95. DonIndie | July 14th, 2008 at 1:13 am
I for one have become increasingly cynical about our involvement in Iraq until I read these posts. I am still cynical but the onslaught from the bush haters almost makes me rethink the validity of the “liberalism is a mental disorder” quote. The underreporting of tons of yellowcake which finally has been shipped out of Iraq even if it was acquired from us when we viewed Iraq as a pawn does not mitigate the fact that IT WAS THERE. I for one don’t know whether Iraq would’ve eventually developed a nuclear bomb but I do know that the Arab culture views time as an ally and patience is measured in decades which is why Iran, if it remains a Islamic theocracy, will eventually succeed in reducing Israel to an uninhabited nuclear wasteland. Hey even Chamberlain was the darling of the “beautiful people” in England when he came back with an “agreement in hand” from good old Adolph. Today he would’ve been the toast of Hollywood “elite” and Ms Speaker Pelosi’s cadre of moonbats.

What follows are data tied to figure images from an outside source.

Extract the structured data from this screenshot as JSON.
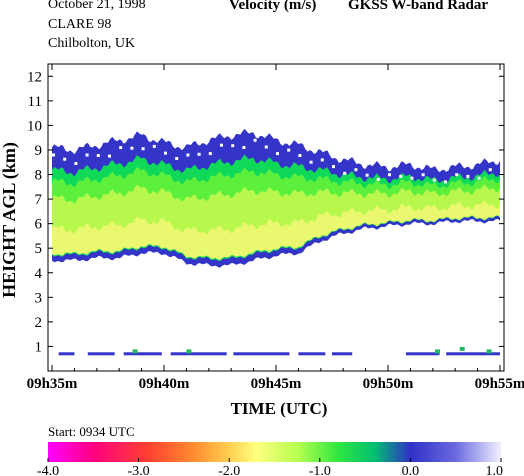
{
  "header": {
    "date": "October  21, 1998",
    "campaign": "CLARE 98",
    "site": "Chilbolton, UK",
    "quantity": "Velocity (m/s)",
    "instrument": "GKSS  W-band Radar"
  },
  "footer": {
    "start": "Start: 0934 UTC"
  },
  "chart_data": {
    "type": "heatmap",
    "title": "Velocity (m/s)",
    "xlabel": "TIME (UTC)",
    "ylabel": "HEIGHT AGL (km)",
    "x_range": [
      "09h35m",
      "09h55m"
    ],
    "xticks": [
      "09h35m",
      "09h40m",
      "09h45m",
      "09h50m",
      "09h55m"
    ],
    "ylim": [
      0,
      12.5
    ],
    "yticks": [
      1,
      2,
      3,
      4,
      5,
      6,
      7,
      8,
      9,
      10,
      11,
      12
    ],
    "grid": false,
    "colorbar": {
      "min": -4.0,
      "max": 1.0,
      "ticks": [
        "-4.0",
        "-3.0",
        "-2.0",
        "-1.0",
        "0.0",
        "1.0"
      ],
      "colors": [
        "#ff00ff",
        "#ff1f5a",
        "#ff7a2a",
        "#ffd25a",
        "#ffff80",
        "#c8ff50",
        "#50f050",
        "#10e050",
        "#3030c8",
        "#6060e0",
        "#e8e8ff"
      ]
    },
    "cloud_layer": {
      "minutes": [
        0,
        1,
        2,
        3,
        4,
        5,
        6,
        7,
        8,
        9,
        10,
        11,
        12,
        13,
        14,
        15,
        16,
        17,
        18,
        19,
        20
      ],
      "top_km": [
        9.1,
        9.0,
        9.2,
        9.4,
        9.6,
        9.3,
        9.1,
        9.4,
        9.6,
        9.7,
        9.4,
        9.2,
        8.9,
        8.6,
        8.4,
        8.3,
        8.4,
        8.2,
        8.3,
        8.4,
        8.6
      ],
      "base_km": [
        4.5,
        4.5,
        4.6,
        4.6,
        4.8,
        4.8,
        4.4,
        4.3,
        4.3,
        4.5,
        4.7,
        4.8,
        5.3,
        5.6,
        5.8,
        5.9,
        6.0,
        6.0,
        6.1,
        6.1,
        6.1
      ]
    },
    "low_echo": {
      "height_km": 0.7,
      "note": "sparse near-surface returns"
    }
  }
}
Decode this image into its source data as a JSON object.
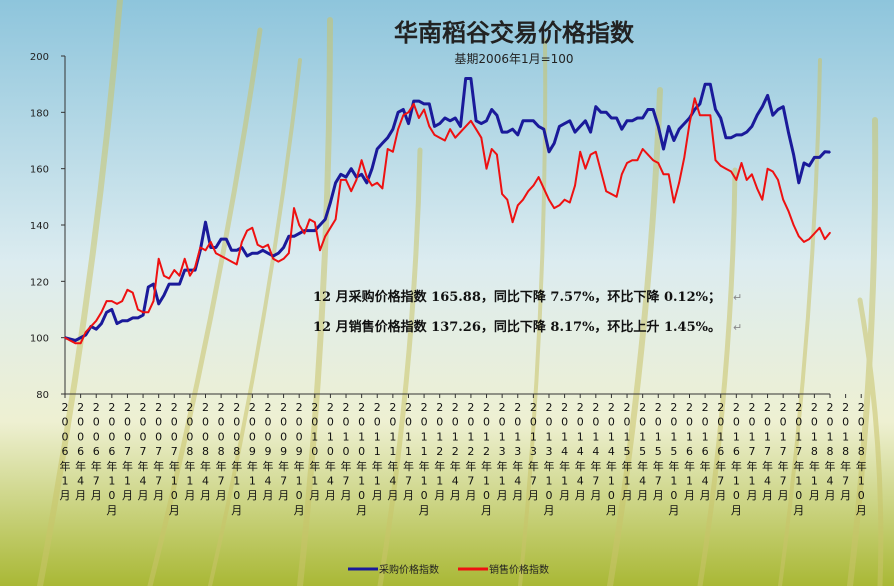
{
  "chart_data": {
    "type": "line",
    "title": "华南稻谷交易价格指数",
    "subtitle": "基期2006年1月=100",
    "ylim": [
      80,
      200
    ],
    "yticks": [
      80,
      100,
      120,
      140,
      160,
      180,
      200
    ],
    "x_labels": [
      "2006年1月",
      "2006年4月",
      "2006年7月",
      "2006年10月",
      "2007年1月",
      "2007年4月",
      "2007年7月",
      "2007年10月",
      "2008年1月",
      "2008年4月",
      "2008年7月",
      "2008年10月",
      "2009年1月",
      "2009年4月",
      "2009年7月",
      "2009年10月",
      "2010年1月",
      "2010年4月",
      "2010年7月",
      "2010年10月",
      "2011年1月",
      "2011年4月",
      "2011年7月",
      "2011年10月",
      "2012年1月",
      "2012年4月",
      "2012年7月",
      "2012年10月",
      "2013年1月",
      "2013年4月",
      "2013年7月",
      "2013年10月",
      "2014年1月",
      "2014年4月",
      "2014年7月",
      "2014年10月",
      "2015年1月",
      "2015年4月",
      "2015年7月",
      "2015年10月",
      "2016年1月",
      "2016年4月",
      "2016年7月",
      "2016年10月",
      "2017年1月",
      "2017年4月",
      "2017年7月",
      "2017年10月",
      "2018年1月",
      "2018年4月",
      "2018年7月",
      "2018年10月"
    ],
    "series": [
      {
        "name": "采购价格指数",
        "color": "#1a1a9a",
        "values": [
          100,
          99.5,
          99,
          100,
          101,
          104,
          103,
          105,
          109,
          110,
          105,
          106,
          106,
          107,
          107,
          108,
          118,
          119,
          112,
          115,
          119,
          119,
          119,
          124,
          124,
          124,
          131,
          141,
          132,
          132,
          135,
          135,
          131,
          131,
          132,
          129,
          130,
          130,
          131,
          130,
          129,
          130,
          132,
          136,
          136,
          137,
          138,
          138,
          138,
          140,
          142,
          148,
          155,
          158,
          157,
          160,
          157,
          158,
          155,
          160,
          167,
          169,
          171,
          174,
          180,
          181,
          176,
          184,
          184,
          183,
          183,
          175,
          176,
          178,
          177,
          178,
          175,
          192,
          192,
          177,
          176,
          177,
          181,
          179,
          173,
          173,
          174,
          172,
          177,
          177,
          177,
          175,
          174,
          166,
          169,
          175,
          176,
          177,
          173,
          175,
          177,
          173,
          182,
          180,
          180,
          178,
          178,
          174,
          177,
          177,
          178,
          178,
          181,
          181,
          175,
          167,
          175,
          170,
          174,
          176,
          178,
          181,
          183,
          190,
          190,
          181,
          178,
          171,
          171,
          172,
          172,
          173,
          175,
          179,
          182,
          186,
          179,
          181,
          182,
          173,
          165,
          155,
          162,
          161,
          164,
          164,
          166,
          165.88
        ]
      },
      {
        "name": "销售价格指数",
        "color": "#ee1111",
        "values": [
          100,
          99,
          98,
          98,
          102,
          104,
          106,
          109,
          113,
          113,
          112,
          113,
          117,
          116,
          110,
          109,
          109,
          113,
          128,
          122,
          121,
          124,
          122,
          128,
          122,
          125,
          132,
          131,
          134,
          130,
          129,
          128,
          127,
          126,
          134,
          138,
          139,
          133,
          132,
          133,
          128,
          127,
          128,
          130,
          146,
          140,
          137,
          142,
          141,
          131,
          136,
          139,
          142,
          156,
          156,
          152,
          156,
          163,
          157,
          154,
          155,
          153,
          167,
          166,
          174,
          179,
          180,
          183,
          178,
          181,
          175,
          172,
          171,
          170,
          174,
          171,
          173,
          175,
          177,
          174,
          171,
          160,
          167,
          165,
          151,
          149,
          141,
          147,
          149,
          152,
          154,
          157,
          153,
          149,
          146,
          147,
          149,
          148,
          154,
          166,
          160,
          165,
          166,
          159,
          152,
          151,
          150,
          158,
          162,
          163,
          163,
          167,
          165,
          163,
          162,
          158,
          158,
          148,
          155,
          164,
          176,
          185,
          179,
          179,
          179,
          163,
          161,
          160,
          159,
          156,
          162,
          156,
          158,
          153,
          149,
          160,
          159,
          156,
          149,
          145,
          140,
          136,
          134,
          135,
          137,
          139,
          135,
          137.26
        ]
      }
    ],
    "legend_position": "bottom-center",
    "annotations": [
      "12 月采购价格指数 165.88，同比下降 7.57%，环比下降 0.12%；",
      "12 月销售价格指数 137.26，同比下降 8.17%，环比上升 1.45%。"
    ],
    "paragraph_mark": "↵"
  },
  "colors": {
    "sky_top": "#8ec5dc",
    "sky_mid": "#dcecf0",
    "field_bottom": "#a9b835"
  }
}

Yes and just to be tweaking uniformly, Karl Rowe, Dick Cheney, are Right Wingnuts. Still, I’m convinced the left leaning media would’ve crippled our efforts in WWII. Germany was on a track to also have atomic weapons. But perhaps we would’ve been too distracted by the people who said Roosevelt lied. Wake up people. There is a concerted effort to yoke the West under Islamic law and it cannot be solved by better understanding why they hate us.
President - “What do you want from us”
Martian - “We want you to die”
Mars Attack - 1996
96. Philip | July 16th, 2008 at 1:06 pm
Mark,
Remember, the majority of those that you will hear from on this blog are those opposed to your writing. Trust that there are many of us out here that agree with you that don’t jump to your support. Passions rise when people disagree with your posting and the yare more likely to respond. I stumbled across your blog, but will visit again. It’s always refreshing to see people that believe the way I do.

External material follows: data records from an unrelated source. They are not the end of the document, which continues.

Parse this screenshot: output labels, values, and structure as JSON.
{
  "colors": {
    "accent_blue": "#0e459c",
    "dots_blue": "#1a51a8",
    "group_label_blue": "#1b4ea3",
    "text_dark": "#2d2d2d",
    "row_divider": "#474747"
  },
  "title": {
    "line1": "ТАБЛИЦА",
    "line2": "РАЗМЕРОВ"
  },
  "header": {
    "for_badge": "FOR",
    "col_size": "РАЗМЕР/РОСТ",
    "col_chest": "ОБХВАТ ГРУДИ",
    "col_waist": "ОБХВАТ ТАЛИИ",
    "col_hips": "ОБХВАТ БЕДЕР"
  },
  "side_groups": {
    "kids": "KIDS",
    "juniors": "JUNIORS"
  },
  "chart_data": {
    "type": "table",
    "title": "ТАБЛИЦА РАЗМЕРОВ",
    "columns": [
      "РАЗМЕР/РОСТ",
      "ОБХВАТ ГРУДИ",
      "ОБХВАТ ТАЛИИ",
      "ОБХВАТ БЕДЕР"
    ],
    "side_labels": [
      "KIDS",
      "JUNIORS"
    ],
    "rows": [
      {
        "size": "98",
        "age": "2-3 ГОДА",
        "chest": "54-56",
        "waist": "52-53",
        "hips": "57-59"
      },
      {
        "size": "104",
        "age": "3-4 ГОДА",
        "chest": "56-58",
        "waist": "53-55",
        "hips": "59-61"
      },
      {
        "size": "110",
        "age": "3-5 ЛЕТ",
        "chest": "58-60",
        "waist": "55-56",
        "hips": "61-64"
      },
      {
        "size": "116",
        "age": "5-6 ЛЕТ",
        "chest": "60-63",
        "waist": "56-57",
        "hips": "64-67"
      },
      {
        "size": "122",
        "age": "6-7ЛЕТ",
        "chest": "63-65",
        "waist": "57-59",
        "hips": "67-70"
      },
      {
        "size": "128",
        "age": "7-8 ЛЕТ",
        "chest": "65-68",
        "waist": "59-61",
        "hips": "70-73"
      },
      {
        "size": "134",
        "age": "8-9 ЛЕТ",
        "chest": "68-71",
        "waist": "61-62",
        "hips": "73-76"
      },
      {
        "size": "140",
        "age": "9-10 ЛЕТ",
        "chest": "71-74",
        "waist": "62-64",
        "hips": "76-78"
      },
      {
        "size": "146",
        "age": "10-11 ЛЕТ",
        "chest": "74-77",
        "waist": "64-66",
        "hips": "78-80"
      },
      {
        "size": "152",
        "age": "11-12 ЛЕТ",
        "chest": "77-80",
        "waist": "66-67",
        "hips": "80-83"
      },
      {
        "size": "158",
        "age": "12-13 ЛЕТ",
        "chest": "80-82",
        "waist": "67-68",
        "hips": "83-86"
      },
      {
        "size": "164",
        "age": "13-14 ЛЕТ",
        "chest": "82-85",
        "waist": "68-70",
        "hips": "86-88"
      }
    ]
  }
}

We have a great moral President, but I fear the world is leaning left and so is America. People buy into a false peace notion. While the Saddam’s and the Mullah’s of Iran are in power, there will never be world peace. When the one country that can help provide world peace is criticized and hated for trying to help, it just emboldens our enemies within our own country and outside.
America can be such a beacon for good in the world, but the Left opposition weakens us as well as world security. If Obama was President in WWII, we would be speaking German. I truly believe that. Pacifism never won a conflict.
Keep up the fight, you’ve got supporters!
Rock
97. grimychaz | July 16th, 2008 at 2:26 pm
Duelfer Report. Read it. Shows Saddam was impeding the IAEA’s work and only being subjected to fly-over inspections of the facility. Combined with his acquisition of weapons systems from China and Russia, seems like it was a good idea to take this stuff from him.